Women staring out of a window next to a decorated Christmas tree.‘Tis the holiday season and everything is merry and bright. But for many, the buzz of family gatherings, managing travel logistics, questioning interpersonal safety and responsibility and heading off the shortfall of potential gift buying, the holidays can be quite stressful.


The holidays are also a time to reconnect with one another in meaningful ways; especially recognizing the significant stress we have all endured as a result of another year of pandemic and the strain of isolation, role and rule ambiguity and even dealing with losses, said Matt Brosi, Oklahoma State University Extension family sciences specialist.


“When things get hectic, some people often bury their emotions, put on their ‘survival’ hat, and simply go through the motions of celebrating the holidays without taking a moment to cherish those around us and some of the things we take for granted,” Brosi said. “If not already there, the level of stress often tips over into the ‘chronic’ realm, leaving us numb, burnt out and coping in maladaptive and unhealthy ways.”


All of these emotions keep individuals feeling isolated and disconnected from one another, and over time, even leads to feeling depressed. At the same time, it also keeps us from utilizing the moments together to not only release some of the buildup, but to also engage in meaningful ways and truly connect with one another.


“As we enter into the holiday season and begin to engage with our kith and kin – whether it’s by setting up decorations, cooking a turkey or traveling to have a meal with distant relatives – take a few moments to truly connect in vulnerable ways with one another,” he said. “These vulnerable connections are best described as ‘I-statements,’ in which the sharer simply makes a statement about something they think or feel with no expectation for reciprocity by the listener and without making concessions/excuses or blaming others for how you think or feel. Since you are the one reading this, you can’t wait for others to begin the process—it requires you to take the lead in establishing the connections with others by sharing first.” 

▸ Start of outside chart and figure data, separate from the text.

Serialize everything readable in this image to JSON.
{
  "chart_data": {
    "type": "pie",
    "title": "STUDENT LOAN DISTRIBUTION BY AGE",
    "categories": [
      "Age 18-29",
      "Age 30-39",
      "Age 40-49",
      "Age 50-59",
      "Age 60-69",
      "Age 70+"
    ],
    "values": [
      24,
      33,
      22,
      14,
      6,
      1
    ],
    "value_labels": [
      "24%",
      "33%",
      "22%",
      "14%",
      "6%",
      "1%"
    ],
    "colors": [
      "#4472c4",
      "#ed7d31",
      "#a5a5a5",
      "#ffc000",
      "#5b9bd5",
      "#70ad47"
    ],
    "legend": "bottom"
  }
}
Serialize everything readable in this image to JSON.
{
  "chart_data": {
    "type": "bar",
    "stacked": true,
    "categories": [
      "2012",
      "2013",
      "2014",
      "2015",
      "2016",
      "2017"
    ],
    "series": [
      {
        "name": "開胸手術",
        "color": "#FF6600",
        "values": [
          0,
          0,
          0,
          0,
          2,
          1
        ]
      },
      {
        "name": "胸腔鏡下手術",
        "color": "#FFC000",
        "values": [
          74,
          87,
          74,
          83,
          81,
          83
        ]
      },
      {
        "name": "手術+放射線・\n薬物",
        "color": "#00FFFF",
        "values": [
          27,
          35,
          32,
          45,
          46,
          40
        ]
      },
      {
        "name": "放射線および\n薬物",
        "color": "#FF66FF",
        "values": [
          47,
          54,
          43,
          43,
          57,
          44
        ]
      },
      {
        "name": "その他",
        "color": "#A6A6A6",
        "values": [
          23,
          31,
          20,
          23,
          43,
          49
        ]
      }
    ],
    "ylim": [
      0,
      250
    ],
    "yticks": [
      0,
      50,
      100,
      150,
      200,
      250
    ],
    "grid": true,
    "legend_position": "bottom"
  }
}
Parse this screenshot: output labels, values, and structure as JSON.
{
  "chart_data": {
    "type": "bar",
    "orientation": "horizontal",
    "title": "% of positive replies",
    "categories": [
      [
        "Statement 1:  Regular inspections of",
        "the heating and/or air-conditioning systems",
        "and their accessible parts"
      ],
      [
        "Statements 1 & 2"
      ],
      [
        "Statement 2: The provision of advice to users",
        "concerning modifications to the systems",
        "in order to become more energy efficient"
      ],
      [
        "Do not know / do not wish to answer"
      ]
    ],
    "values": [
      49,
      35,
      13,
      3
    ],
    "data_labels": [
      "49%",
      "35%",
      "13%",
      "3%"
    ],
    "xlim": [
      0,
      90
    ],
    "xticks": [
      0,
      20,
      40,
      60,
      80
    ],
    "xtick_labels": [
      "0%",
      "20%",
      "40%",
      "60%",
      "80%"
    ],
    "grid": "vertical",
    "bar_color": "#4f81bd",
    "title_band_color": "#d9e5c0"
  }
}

With an intimate partner, share how you may have felt alone this year at work and distracted at home; how you may have taken your marriage for granted or forgotten to say thank you for how much your partner does for you and the family; or how blessed you are in your partner’s willingness to put up with you!


With your children, tell them it’s ok to express themselves and how much you appreciate them opening up to you, or how proud you are of them – for their character (such as their giving/caring nature) or simply for being such a cool person (rather than for ‘doing’ something).


Tell an elderly family member how much you value their wisdom, leadership and nurturance for the family or how they are a model for you for how to live well.


“For my own parents, I’d consider them to still be ‘new’ to the state (they’ve been here for about 6 years now), but they make instant friends everywhere they go. I believe this year, I will tell my parents that I truly admire them for the way they treat people and how much they give to others,” Brosi said. 


All of these statements are ‘openers’ to building deeper relationships and are the building blocks for conversations that heal the soul and aim to alleviate the stress that we feel when we are alone. It helps us feel connected with one another, helps to validate and normalize some of the stress we carry and just might help someone open up a bit more to address ways the isolation has affected daily life and mental health issues exacerbated by the pandemic.